Will guilty plea stick?

Leslie McCulloch must wait over a month before he knows if he's still guilty of making hundreds of fake Oxycontin pills at his auto restoration company in West Kelowna.

On Friday, McCulloch applied to withdraw the guilty pleas he submitted last February for production of a controlled substance and possession for the purpose of trafficking.

McCulloch and his girlfriend Rebekka White were arrested in March 2016 when police raided their home and commercial business on West Kelowna's Auburn Road and found evidence of a large-scale counterfeit OcyContin manufacturing plant.

McCulloch was denied bail and remained incarcerated until February 2017, when he pleaded guilty to possession for the purpose of trafficking and production of acetylfentanyl, an analogue of fentanyl.

As a result of the guilty pleas, the Crown consented to granting McCulloch bail, to allow him to “get his affairs in order,” prior to sentencing.

During his hearing Friday, McCulloch's lawyer Paul Gracia said Section 606 of the Canadian Criminal Code, which states the details of what the accused must be informed of before a guilty plea, was never mentioned when the plea was entered. Gracia says, because of this, the plea should be withdrawn. 

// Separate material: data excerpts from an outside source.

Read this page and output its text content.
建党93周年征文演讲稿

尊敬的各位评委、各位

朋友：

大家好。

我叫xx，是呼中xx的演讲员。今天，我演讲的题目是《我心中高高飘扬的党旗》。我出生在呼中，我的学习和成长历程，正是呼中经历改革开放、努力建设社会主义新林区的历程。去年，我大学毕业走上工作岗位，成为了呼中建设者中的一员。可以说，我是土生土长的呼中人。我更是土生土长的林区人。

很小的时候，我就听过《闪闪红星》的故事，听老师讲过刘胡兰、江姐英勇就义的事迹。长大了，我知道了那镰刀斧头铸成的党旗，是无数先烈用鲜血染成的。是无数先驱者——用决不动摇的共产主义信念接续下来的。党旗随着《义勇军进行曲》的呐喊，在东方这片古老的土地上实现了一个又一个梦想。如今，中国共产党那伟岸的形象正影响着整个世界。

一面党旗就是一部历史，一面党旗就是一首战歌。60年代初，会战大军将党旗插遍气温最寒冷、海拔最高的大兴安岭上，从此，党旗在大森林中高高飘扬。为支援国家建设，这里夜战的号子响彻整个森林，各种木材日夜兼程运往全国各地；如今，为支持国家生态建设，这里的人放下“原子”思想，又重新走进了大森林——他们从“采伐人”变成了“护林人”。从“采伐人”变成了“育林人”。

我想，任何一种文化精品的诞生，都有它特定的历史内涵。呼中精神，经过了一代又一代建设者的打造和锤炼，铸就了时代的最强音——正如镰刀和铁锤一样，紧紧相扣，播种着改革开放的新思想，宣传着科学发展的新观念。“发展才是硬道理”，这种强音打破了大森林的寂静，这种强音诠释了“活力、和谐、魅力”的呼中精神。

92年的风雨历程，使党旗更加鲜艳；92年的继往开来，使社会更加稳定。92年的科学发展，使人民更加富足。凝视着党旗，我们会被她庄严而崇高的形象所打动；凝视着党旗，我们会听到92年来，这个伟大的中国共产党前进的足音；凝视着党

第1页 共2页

Crown prosecutor Clarke Burnett contended this is a “narrow thing that was not done,” and a different part of that section of the Code says that failure to “fully inquire” about this “does not affect the validity of the plea.”

Gracia said McCulloch made the pleas in exchange for the Crown dropping its charges against White, and to get him out on bail and that there's no evidence McCulloch knew “exactly what the consequences of entering those pleas were."

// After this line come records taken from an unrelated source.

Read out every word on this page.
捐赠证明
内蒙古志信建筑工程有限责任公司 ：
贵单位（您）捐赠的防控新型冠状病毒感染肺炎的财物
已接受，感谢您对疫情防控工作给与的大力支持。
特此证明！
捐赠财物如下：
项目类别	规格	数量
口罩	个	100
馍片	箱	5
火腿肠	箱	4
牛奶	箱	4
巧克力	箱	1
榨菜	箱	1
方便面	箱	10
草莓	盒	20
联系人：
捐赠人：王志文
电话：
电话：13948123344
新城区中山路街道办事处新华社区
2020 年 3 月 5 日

Burnett showed the court emails he exchanged with McCulloch's former lawyer that showed the Crown made it clear they would ask for a sentence of 13 years if McCulloch pled guilty.

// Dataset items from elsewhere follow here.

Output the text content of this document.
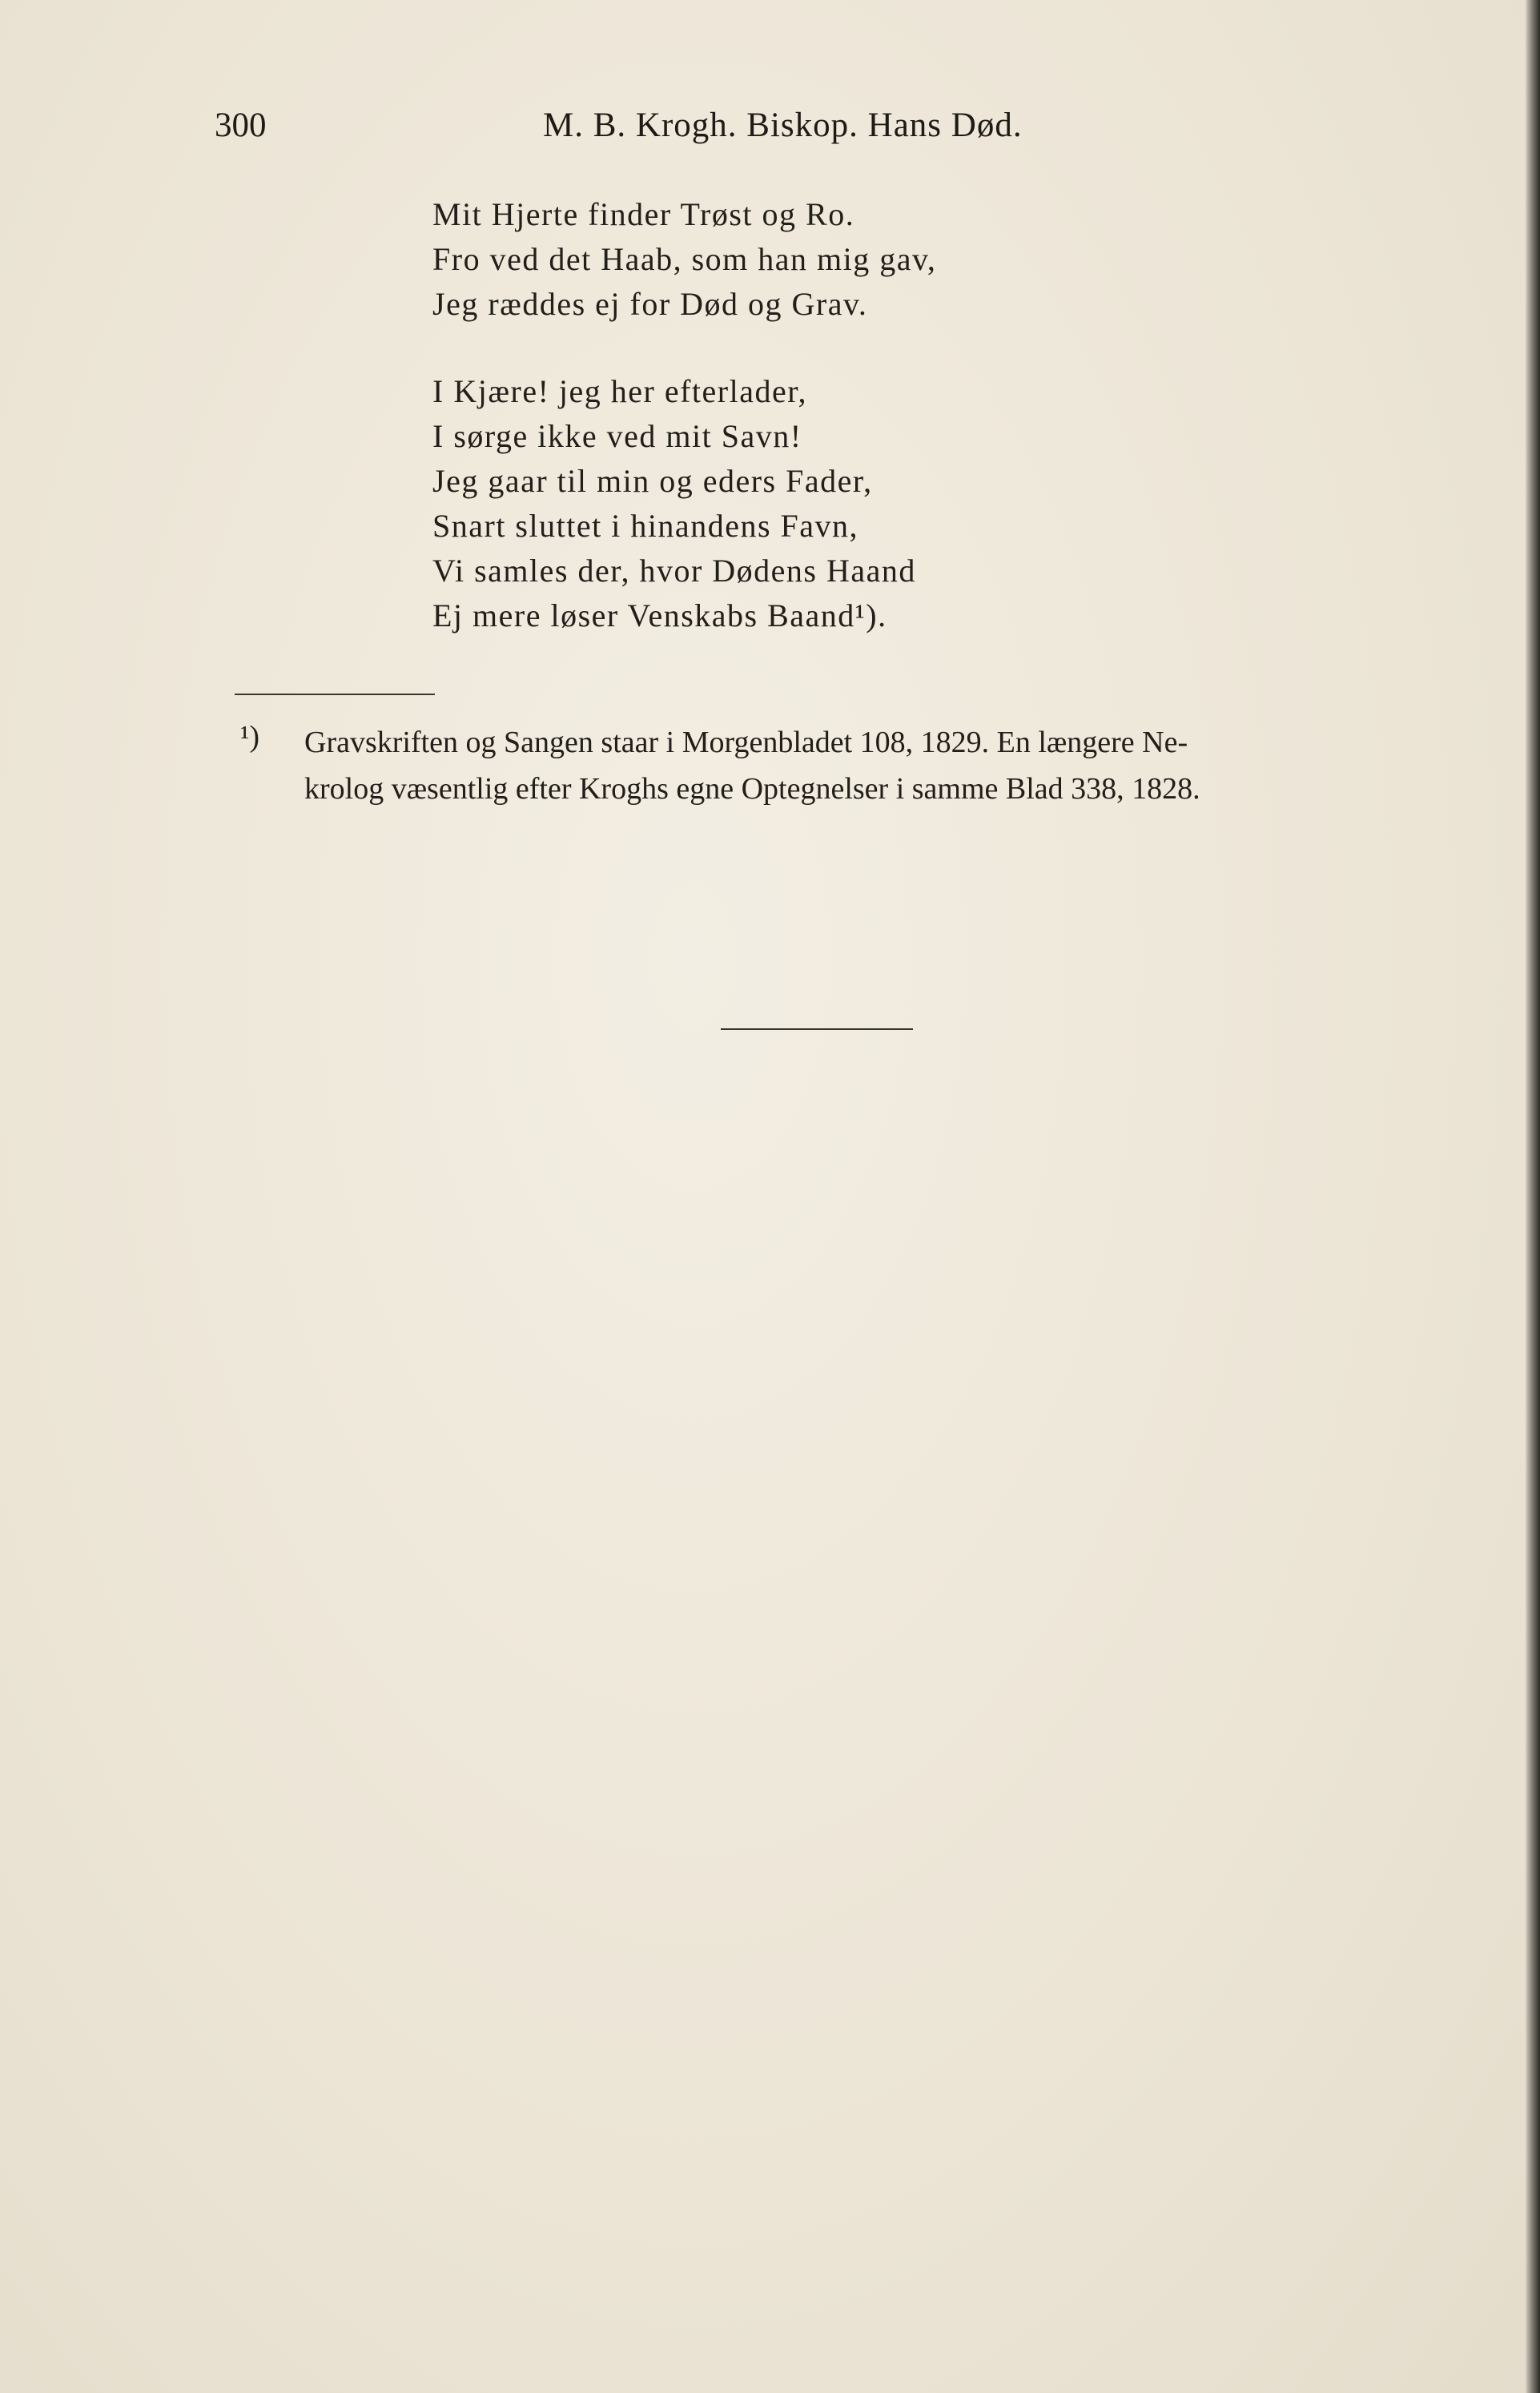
300	M. B. Krogh. Biskop. Hans Død.
Mit Hjerte finder Trøst og Ro.
Fro ved det Haab, som han mig gav,
Jeg ræddes ej for Død og Grav.
I Kjære! jeg her efterlader,
I sørge ikke ved mit Savn!
Jeg gaar til min og eders Fader,
Snart sluttet i hinandens Favn,
Vi samles der, hvor Dødens Haand
Ej mere løser Venskabs Baand¹).
¹)	Gravskriften og Sangen staar i Morgenbladet 108, 1829. En længere Ne-
krolog væsentlig efter Kroghs egne Optegnelser i samme Blad 338, 1828.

Gracia said there was no evidence McCulloch's former counsel informed McCulloch of what was in those emails.

McCulloch has had three prior lawyers before retaining Gracia as counsel.

When police raided the industrial property on Auburn Road, where McCulloch ran his vehicle restoration company, police found two commercial pill presses, mixers, an industrial pill counter and binding agents.

In a shipping container on the property, police also found 406 grams of a powder they believed to be fentanyl, but turned out to contain the analogue of fentanyl.

At the couple's home, police found 938 fake Oxycontin pills.

An analysis of the substances found on the property, made after McCulloch's guilty plea, found that only a small percentage was actually acetylfentanyl, while the majority was binding agent.

Burnett argued this doesn't make a difference when it comes to the criminal charges.

“As to whether they contain 100 per cent acetylfentanyl or one per cent acetylfentanyl, makes no difference from the Crown's perspective,” Burnett said Friday.

Justice Cathaline Heinrichs deferred her judgement to Feb. 28.